Auszeichnung Marc Rath ist "Journalist des Jahres"
Der Volksstimme-Reporter wurde in Berlin vom Medium Magazin in der Kategorie "Reporter regional" ausgezeichnet.
Ohne das Gespür von Marc Rath wäre der Wahlfälschungsskandal in Stendal wohl nie aufgeflogen. Für seine Recherchen ist er am Dienstagabend mit einem der wichtigsten deutschen Journalistenpreise ausgezeichnet worden. Er erzählt, wie er die Affäre aufgedeckt hat.
Volksstimme: Lieber Marc, gehst du noch wählen?
Marc Rath: Auf jeden Fall. Seit meinem 18. Lebensjahr habe ich keine Wahl verpasst.
Angesichts der Vorgänge, die du in Stendal aufgedeckt hast, hast du also noch Vertrauen in unser Wahlsystem?
Ja, denn das Aufdecken solcher Missstände ist ja auch ein Signal, dass man gravierenden Verfehlungen einer Verwaltung und mutwilligen Fälschungen Einhalt gebieten kann. Das ist das Schwert des Journalisten.
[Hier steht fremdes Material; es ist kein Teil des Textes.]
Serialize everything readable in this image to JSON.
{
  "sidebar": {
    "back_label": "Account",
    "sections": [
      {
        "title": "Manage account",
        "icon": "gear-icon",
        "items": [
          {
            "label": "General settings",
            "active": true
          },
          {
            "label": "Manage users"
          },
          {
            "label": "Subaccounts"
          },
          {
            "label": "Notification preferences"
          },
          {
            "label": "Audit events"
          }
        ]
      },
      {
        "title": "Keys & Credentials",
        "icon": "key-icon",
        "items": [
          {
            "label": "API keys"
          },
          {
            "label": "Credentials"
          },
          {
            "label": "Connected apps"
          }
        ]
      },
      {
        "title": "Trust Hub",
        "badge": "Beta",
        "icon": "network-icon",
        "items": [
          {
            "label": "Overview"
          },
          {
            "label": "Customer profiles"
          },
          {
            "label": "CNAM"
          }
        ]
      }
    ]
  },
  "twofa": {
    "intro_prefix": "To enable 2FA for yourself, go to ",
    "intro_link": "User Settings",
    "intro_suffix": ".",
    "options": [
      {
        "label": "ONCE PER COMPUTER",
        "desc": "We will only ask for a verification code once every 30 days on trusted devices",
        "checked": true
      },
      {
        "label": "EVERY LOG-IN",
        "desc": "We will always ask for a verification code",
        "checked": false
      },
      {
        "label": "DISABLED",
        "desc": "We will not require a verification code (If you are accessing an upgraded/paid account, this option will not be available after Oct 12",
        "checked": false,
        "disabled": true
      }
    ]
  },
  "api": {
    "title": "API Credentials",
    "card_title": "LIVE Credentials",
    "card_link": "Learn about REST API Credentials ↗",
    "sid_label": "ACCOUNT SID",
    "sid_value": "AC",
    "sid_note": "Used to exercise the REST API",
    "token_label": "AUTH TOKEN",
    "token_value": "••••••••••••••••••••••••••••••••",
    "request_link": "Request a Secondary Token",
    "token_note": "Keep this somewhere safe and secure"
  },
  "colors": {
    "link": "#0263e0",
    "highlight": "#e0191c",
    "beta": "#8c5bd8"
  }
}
Wie sind dir die Unregelmäßigkeiten aufgefallen?
Auf einer Internetseite des Stendaler Rathauses konnte man am Wahlabend im Mai 2014 nachvollziehen, wer nach Auszählungsstand in den Stadtrat einziehen würde. Die CDU hatte anfangs um die 20 Sitze, doch nirgendwo tauchte dabei der Name Holger Gebhardt auf. Erst ganz am Schluss schoss er plötzlich auf den dritten Platz – das war der Zeitpunkt, als die Briefwahlbezirke ausgezählt waren und in das Wahlergebnis einflossen. Da war mir an dem Abend klar: Er muss ein exorbitant hohes Wahlergebnis haben.
Deine Vermutung hat sich bestätigt.
Ja. Holger Gebhardt hatte von den insgesamt rund 6000 Briefwahlstimmen 689 erhalten. Von den 30 000 Stimmen in den Wahllokalen hatte er aber nur ganze 148 bekommen. Dieses Ergebnis konnte nicht regulär zustande gekommen sein.
Die Landes-CDU hatte danach Aufklärung versprochen. Ist die Partei dabei mit dem nötigen Druck vorgegangen?
Wenn ja, dann hat sie das gut verborgen. Man konnte das auch immer gut begründen: Erst gab es ein „laufendes Ermittlungsverfahren“, nun ein „laufendes Strafverfahren“ oder das Ganze liegt eben in der „Autonomie des Kreisverbandes“. Aber es wird der Zeitpunkt kommen, an dem sich die CDU auf Stadt-, Kreis- und Landesebene noch einmal dafür verantworten muss, wie sie mit den Ergebnissen umgeht. Das werden wir als Volksstimme natürlich im Blick haben.
So ein Wahlskandal erschüttert eine Stadt. Wie hat sich Stendal dadurch verändert?
So eine Wahlfälschung bedient genau die Vorurteile, die eine immer größer werdende Gruppe an Menschen gegenüber demokratischen Prozessen hat. Das finde ich schmerzhaft.
Die Affäre ist nicht nur ein Fall für die Justiz, auch das Innenministerium hat die Briefwahlregeln verschärft. Ist das ein Erfolg für dich?
Nein, ich finde das eher tragisch. Auch ich bin Teil der Stadtgesellschaft und deshalb macht mich das betroffen. Dennoch gibt es viele Menschen, die mir Mut machen, da dranzubleiben. Aber es gibt auch die andere Seite, die mir immer noch unterstellt, dass ich eine Privatfehde gegen irgendwelche Leute führen würde. Da kann ich nur mit dem Kopf schütteln. Mich treibt nur eines an: Ich möchte die Wirklichkeit abbilden und die Wahrheit wissen.
Haben die Kommunalpolitiker in der Altmark noch Lust, sich mit dir zu treffen?
Es ist sicher so, dass mich nun einige grüßen, die mich vorher nicht kannten. Ich habe aber auch schon Situationen erlebt, in denen mir der Handschlag verweigert worden ist. Dass ich mir mit der Berichterstattung nicht nur Freunde gemacht habe, ist mir bewusst.